Received 8 September 2015

Accepted for publication 7 October 2015

Published 11 November 2015 Volume 2015:3 Pages 73—82


Checked for plagiarism Yes

Review by Single-blind

Peer reviewer comments 2

Editor who approved publication: Prof. Dr. Dörthe Katschinski

Helen J Knowles

Botnar Research Centre, NDORMS, University of Oxford, Oxford, Oxfordshire, UK

Abstract: Bone integrity is maintained throughout life via the homeostatic actions of bone cells, namely, osteoclasts, which resorb bone, and osteoblasts, which produce bone. Disruption of this balance in favor of osteoclast activation results in pathological bone loss, which occurs in conditions including osteoporosis, rheumatoid arthritis, primary bone cancer, and cancer metastasis to bone. Hypoxia also plays a major role in these conditions, where it is associated with disease progression and poor prognosis. In recent years, considerable interest has arisen in the mechanisms whereby hypoxia and the hypoxia-inducible transcription factors, HIF-1α and HIF-2α, affect bone remodeling and bone pathologies. This review summarizes the current evidence for hypoxia-mediated regulation of osteoclast differentiation and bone resorption activity.
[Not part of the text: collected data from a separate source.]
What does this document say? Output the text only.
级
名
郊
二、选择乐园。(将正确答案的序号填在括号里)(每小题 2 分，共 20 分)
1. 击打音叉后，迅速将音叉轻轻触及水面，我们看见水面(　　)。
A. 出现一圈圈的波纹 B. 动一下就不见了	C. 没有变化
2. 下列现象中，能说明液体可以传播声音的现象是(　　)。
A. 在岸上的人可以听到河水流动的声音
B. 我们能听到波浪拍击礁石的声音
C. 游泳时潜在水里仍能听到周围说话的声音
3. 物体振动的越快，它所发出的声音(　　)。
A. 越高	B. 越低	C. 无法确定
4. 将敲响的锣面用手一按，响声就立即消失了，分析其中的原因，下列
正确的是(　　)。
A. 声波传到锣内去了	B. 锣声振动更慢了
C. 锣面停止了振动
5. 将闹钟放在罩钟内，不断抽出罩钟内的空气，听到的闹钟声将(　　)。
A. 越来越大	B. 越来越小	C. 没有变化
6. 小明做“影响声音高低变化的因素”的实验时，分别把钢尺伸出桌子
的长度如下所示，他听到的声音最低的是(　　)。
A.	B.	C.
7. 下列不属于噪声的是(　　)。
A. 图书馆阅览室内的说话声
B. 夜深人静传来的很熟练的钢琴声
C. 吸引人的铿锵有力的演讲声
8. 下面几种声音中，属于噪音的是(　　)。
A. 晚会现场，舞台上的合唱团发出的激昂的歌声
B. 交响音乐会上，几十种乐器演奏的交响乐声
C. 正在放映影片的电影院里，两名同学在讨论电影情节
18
Role(s) of HIF and HIF target genes in the formation of multinucleated osteoclasts from cells of the monocyte–macrophage lineage and in the activation of bone resorption by mature osteoclasts will be discussed. Specific attention will be paid to hypoxic metabolism and generation of ATP by osteoclasts. Hypoxia-driven increases in both glycolytic flux and mitochondrial metabolic activity, along with consequent generation of mitochondrial reactive oxygen species, have been found to be essential for osteoclast formation and resorption activity. Finally, evidence for the use of HIF inhibitors as potential therapeutic agents targeting bone resorption in osteolytic disease will be discussed.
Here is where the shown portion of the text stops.